Holmes’s eyes darted to the charred remains of Tavistock’s latest attack in our fireplace. “By this time, the now notorious Mr. Leslie Tavistock had begun his deeply disquieting press campaign. While I worried that his information was far too close to the mark, much of his accuracy could be blamed upon Mr. Dunlevy here sharing what he knew of my movements to friends within the London press. I had very nearly convinced myself that any other hypothesis would be irrational when, as a result of an expedition masterminded by my associates, Dr. Watson informed me that not only did Tavistock’s source possess information about me that no one but my allies could know without tailing me (and I observed no such person), but that he also had access to my handwriting, and that he and the letter writer, and by extrapolation the Ripper, were one and the same person.”
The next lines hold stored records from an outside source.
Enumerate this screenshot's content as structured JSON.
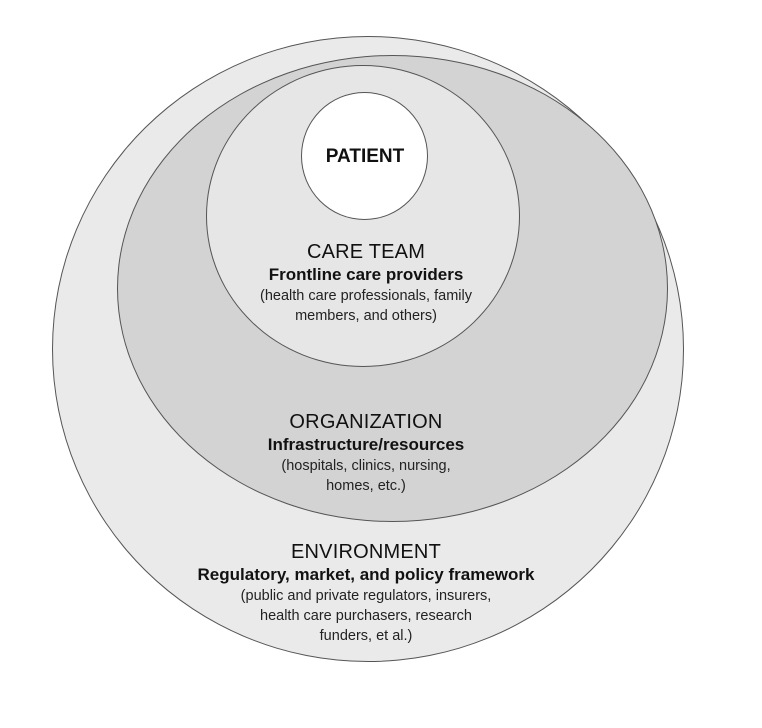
{
  "diagram": {
    "colors": {
      "environment_fill": "#eaeaea",
      "organization_fill": "#d3d3d3",
      "careteam_fill": "#e6e6e6",
      "patient_fill": "#ffffff",
      "outline": "#555555"
    },
    "patient": {
      "title": "PATIENT"
    },
    "care_team": {
      "title": "CARE TEAM",
      "subtitle": "Frontline care providers",
      "detail_lines": [
        "(health care professionals, family",
        "members, and others)"
      ]
    },
    "organization": {
      "title": "ORGANIZATION",
      "subtitle": "Infrastructure/resources",
      "detail_lines": [
        "(hospitals, clinics, nursing,",
        "homes, etc.)"
      ]
    },
    "environment": {
      "title": "ENVIRONMENT",
      "subtitle": "Regulatory, market, and policy framework",
      "detail_lines": [
        "(public and private regulators, insurers,",
        "health care purchasers, research",
        "funders, et al.)"
      ]
    }
  }
}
“Dear God,” Stephen Dunlevy exclaimed softly. “So the same individual who proclaims himself down on whores has endeavoured to lay the blame for his crimes at your doorstep.”

“You see that it is small wonder such an outlandish theory did not attract me before,” Holmes stated grimly. “However, in retrospect, it was damnably clever of this fiend to ferret out an unscrupulous journalist, dangle the temptation of a career-making scandal before him, and thus so oppress my movements that I have at times been in danger of my very life.

“Soon after I made the connection between the Ripper, the letter writer, and Tavistock’s source, Dr. Watson and I discovered what had become of Johnny Blackstone. He was dead by his own hand, unable to live with the weight of his guilt bearing down upon him.”

“Then surely he was the culprit, and our troubles are over!” cried Lestrade. “If I were capable of such acts, I should lose no time in ending my life.”

“Therein lies an inherent logical fallacy, my good Lestrade,” Holmes said kindly. “You are not capable of committing such acts. Neither, in fact, was Johnny Blackstone. In a letter to his sister, which I have since posted, he admitted stabbing Mrs. Tabram with his bayonet in a convulsion of rage, then confessed himself wholly wracked by the crime.”